Rwanda Halts Mining

Kigali — Rwanda's Ministry of Natural Resources has suspended mining activities in the country's western province on the basis that they were endangering the nearby River Sebeya.

Dr. Michael Biryabarema, the Director General of Geology and Mines Department (GMD) in the Ministry of Natural Resources confirmed the development that has left over 10 companies that mainly mine Wolfram and Coltan redundant.

While it's not clear when the firms will resume work, thousands of workers employed by the mining activities in three districts of the Province are currently out of work.

In a letter to all the mining firms affected, Rwanda's Minister of Natural Resources, Stanislas Kamanzi reportedly informed the miners to keep away from the mines as a measures to safeguard River Sebeya.

According to sources within the ministry, locals who use the River in the districts of Ngororero, Rustiro and Nyabihu complained to local authorities that the river's waters had gone dirty as a result of miners dumping substances in it.

The Ministry says, in efforts to maintain the environment, clauses within the various contracts between the Government and mining companies mandates the Government to suspend activities if deemed as hazardous to the environment.

Officials at the Rwanda Environment Management Authorities (REMA) welcomed the move reasoning that while mining is good for the economy, minerals are an exhaustible resource whose extraction should not compromise the welfare of the environment, an everlasting need for human life.

Jean Malic Kalima, the Chairman of the Rwanda Mining Association also supported the suspension saying it's in line with one of their commitments to REMA to undertake environmental friendly activities.

It's alleged that in the process of carrying out their mining activities, some companies have been diverting the river while looking for more minerals something he said was dangerous to the river originality and function.

However, Dr. Biryabarema says the ministry is working out new specific measures that the miners will follow in order to ensure the river and other environment elements are not endangered.

As part of efforts to modernize the mining sector, Dr Biryabarema reveals that his ministry aims at creating three modern and large scale industrial mines and over 100 well managed small and medium mines with the capacity to generate 50,000 jobs by 2020.

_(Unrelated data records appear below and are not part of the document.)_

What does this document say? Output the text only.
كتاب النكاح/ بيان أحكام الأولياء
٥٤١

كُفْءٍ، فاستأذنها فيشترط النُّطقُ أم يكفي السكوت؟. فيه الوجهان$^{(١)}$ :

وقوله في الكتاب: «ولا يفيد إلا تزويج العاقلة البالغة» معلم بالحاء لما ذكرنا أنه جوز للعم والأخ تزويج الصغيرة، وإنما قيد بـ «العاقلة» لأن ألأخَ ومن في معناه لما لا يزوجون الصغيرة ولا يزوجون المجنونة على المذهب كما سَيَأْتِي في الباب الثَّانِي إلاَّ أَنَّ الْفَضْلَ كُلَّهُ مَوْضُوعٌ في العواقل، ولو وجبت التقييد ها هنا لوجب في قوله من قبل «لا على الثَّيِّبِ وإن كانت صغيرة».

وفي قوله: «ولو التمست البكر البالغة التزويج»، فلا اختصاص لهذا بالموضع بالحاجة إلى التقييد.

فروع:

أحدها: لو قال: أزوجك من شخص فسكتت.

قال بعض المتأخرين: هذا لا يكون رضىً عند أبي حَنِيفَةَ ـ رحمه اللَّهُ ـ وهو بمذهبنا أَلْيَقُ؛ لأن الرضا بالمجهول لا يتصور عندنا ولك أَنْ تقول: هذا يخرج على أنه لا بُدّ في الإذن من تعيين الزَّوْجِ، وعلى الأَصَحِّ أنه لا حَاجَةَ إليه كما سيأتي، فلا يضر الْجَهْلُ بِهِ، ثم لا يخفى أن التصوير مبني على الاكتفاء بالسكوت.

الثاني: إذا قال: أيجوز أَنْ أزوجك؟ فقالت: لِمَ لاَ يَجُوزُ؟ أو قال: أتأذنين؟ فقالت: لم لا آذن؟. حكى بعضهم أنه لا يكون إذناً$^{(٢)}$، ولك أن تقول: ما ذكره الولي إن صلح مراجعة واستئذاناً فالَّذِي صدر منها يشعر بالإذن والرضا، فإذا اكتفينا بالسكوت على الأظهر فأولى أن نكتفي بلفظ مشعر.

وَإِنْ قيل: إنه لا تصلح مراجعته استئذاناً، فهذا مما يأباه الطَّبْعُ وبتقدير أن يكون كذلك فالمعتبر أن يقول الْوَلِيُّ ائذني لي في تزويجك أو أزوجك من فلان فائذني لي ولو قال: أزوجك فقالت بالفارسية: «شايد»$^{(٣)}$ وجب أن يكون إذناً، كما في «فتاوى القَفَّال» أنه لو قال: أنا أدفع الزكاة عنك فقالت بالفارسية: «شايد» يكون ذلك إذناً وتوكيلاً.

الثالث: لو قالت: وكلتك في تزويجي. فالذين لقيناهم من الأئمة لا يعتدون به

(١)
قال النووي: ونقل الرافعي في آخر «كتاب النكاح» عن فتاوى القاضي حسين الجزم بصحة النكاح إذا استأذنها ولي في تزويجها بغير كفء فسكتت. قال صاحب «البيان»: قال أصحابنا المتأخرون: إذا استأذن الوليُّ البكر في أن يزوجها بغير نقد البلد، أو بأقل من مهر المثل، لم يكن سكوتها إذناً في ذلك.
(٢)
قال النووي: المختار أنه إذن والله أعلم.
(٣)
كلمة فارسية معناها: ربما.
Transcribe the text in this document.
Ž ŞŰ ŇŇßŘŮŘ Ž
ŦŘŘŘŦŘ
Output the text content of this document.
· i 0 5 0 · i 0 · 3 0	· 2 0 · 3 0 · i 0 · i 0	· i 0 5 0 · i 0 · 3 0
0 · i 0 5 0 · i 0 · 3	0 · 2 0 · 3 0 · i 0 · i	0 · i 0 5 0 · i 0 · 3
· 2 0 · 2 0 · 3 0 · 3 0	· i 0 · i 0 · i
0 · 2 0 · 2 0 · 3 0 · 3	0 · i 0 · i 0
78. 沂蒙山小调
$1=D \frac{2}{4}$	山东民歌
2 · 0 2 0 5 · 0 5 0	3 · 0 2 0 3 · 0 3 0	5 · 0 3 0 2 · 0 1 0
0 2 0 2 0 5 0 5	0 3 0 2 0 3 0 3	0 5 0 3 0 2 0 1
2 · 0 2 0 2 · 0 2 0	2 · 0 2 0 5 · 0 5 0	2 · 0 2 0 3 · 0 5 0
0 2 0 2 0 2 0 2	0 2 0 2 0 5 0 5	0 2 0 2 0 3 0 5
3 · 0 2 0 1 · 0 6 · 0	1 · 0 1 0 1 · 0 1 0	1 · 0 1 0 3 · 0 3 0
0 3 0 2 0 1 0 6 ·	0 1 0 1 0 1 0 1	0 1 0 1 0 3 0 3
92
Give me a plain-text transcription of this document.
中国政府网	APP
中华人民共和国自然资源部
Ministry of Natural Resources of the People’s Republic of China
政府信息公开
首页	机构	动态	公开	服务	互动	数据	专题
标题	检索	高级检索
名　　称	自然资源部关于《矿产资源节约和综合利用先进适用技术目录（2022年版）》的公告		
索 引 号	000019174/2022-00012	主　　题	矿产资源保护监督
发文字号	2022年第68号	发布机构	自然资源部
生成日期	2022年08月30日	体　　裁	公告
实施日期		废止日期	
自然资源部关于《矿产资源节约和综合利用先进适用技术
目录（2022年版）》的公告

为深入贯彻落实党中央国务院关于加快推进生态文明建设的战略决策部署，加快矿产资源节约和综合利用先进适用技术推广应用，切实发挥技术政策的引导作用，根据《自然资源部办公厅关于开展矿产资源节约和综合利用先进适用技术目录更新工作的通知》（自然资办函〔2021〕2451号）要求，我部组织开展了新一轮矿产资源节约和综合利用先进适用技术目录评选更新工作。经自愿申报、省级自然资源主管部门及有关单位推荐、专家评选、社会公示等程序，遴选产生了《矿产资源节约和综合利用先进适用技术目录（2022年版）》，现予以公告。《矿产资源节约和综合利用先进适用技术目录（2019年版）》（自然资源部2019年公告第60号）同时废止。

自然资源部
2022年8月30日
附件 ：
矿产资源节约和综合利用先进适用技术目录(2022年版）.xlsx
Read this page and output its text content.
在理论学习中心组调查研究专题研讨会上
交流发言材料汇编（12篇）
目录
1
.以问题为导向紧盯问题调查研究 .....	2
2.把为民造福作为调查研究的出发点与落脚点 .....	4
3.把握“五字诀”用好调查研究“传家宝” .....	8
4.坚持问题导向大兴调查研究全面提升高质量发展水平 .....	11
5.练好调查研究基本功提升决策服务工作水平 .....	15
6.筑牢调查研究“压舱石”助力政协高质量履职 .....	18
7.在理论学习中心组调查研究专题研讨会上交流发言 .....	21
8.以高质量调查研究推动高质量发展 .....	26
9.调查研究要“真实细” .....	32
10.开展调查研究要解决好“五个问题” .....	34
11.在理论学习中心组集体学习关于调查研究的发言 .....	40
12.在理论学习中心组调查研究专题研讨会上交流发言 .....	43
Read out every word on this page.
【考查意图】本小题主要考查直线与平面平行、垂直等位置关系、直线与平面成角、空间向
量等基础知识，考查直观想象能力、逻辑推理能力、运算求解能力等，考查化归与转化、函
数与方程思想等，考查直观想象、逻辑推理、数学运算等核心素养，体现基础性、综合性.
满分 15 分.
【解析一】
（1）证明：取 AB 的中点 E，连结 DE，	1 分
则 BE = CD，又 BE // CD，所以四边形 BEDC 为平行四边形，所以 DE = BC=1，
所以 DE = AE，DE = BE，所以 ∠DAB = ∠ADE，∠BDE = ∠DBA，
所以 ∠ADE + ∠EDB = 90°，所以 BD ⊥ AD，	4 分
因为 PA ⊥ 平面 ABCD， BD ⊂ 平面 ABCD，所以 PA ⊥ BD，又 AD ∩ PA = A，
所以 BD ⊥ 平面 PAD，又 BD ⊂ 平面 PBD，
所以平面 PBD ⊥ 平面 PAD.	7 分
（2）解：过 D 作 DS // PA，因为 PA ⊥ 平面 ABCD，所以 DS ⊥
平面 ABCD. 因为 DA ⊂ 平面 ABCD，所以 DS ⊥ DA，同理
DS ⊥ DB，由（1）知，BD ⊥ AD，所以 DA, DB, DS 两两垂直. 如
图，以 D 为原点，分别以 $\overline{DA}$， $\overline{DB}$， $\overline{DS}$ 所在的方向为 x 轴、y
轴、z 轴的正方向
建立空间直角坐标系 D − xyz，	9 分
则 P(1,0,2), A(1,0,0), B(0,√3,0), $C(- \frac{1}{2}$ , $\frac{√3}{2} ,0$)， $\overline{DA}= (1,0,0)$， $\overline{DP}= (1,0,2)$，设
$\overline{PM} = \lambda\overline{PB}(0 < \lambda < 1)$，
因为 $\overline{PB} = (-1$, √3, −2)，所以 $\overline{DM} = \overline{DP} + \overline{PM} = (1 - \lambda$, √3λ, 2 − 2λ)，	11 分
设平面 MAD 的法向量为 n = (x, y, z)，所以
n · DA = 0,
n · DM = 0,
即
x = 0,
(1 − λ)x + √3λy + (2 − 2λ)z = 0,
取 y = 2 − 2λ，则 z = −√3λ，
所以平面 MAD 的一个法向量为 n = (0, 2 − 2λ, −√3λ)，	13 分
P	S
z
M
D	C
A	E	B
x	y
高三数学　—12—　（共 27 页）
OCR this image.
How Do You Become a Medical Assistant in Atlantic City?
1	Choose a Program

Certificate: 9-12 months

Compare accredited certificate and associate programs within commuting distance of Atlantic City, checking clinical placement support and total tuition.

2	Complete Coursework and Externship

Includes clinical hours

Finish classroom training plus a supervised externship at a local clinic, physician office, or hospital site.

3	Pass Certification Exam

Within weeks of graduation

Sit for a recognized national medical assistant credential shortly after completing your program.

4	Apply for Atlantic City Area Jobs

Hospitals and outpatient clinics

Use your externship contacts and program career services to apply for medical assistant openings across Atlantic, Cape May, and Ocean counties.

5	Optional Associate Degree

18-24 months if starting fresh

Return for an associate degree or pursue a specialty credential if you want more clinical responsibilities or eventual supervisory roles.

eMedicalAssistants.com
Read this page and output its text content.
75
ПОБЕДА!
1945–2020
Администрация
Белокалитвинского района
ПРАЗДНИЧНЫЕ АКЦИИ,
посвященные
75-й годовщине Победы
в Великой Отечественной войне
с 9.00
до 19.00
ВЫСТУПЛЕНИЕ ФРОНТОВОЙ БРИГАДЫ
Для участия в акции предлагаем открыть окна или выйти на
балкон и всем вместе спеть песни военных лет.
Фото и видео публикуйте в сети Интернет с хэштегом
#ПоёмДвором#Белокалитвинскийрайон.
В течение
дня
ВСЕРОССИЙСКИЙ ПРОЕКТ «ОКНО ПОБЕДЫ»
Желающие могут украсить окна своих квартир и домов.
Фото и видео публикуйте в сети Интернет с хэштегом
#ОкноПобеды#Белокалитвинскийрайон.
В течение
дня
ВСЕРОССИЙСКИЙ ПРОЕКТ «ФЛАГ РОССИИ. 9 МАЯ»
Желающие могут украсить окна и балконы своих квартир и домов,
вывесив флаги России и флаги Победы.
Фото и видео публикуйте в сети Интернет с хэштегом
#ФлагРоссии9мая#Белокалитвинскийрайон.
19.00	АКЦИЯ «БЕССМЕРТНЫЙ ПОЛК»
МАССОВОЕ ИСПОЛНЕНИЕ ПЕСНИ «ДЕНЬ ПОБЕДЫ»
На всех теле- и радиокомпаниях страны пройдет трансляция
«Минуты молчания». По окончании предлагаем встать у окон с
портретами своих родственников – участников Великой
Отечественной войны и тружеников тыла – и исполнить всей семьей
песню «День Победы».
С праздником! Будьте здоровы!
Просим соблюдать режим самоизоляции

According to Kalima, his association, in partnership with Rwanda Environment Management Authority and the Minerals ministry will organize a training session among employees of mining companies across the country on how they can carry out their daily mining activities in a more professional manner.

Of late, Mining has a new found reputation as one of Rwanda's leading export earners.

In the year 2010, it generated $96.4 million contributing 30% of total exports. In 2011, the sector pulled in over $164million and according to figures at the Rwanda Central Bank, by June 2012, mineral exports had earned Rwanda at least $64.6million indicating it could near last year's performance.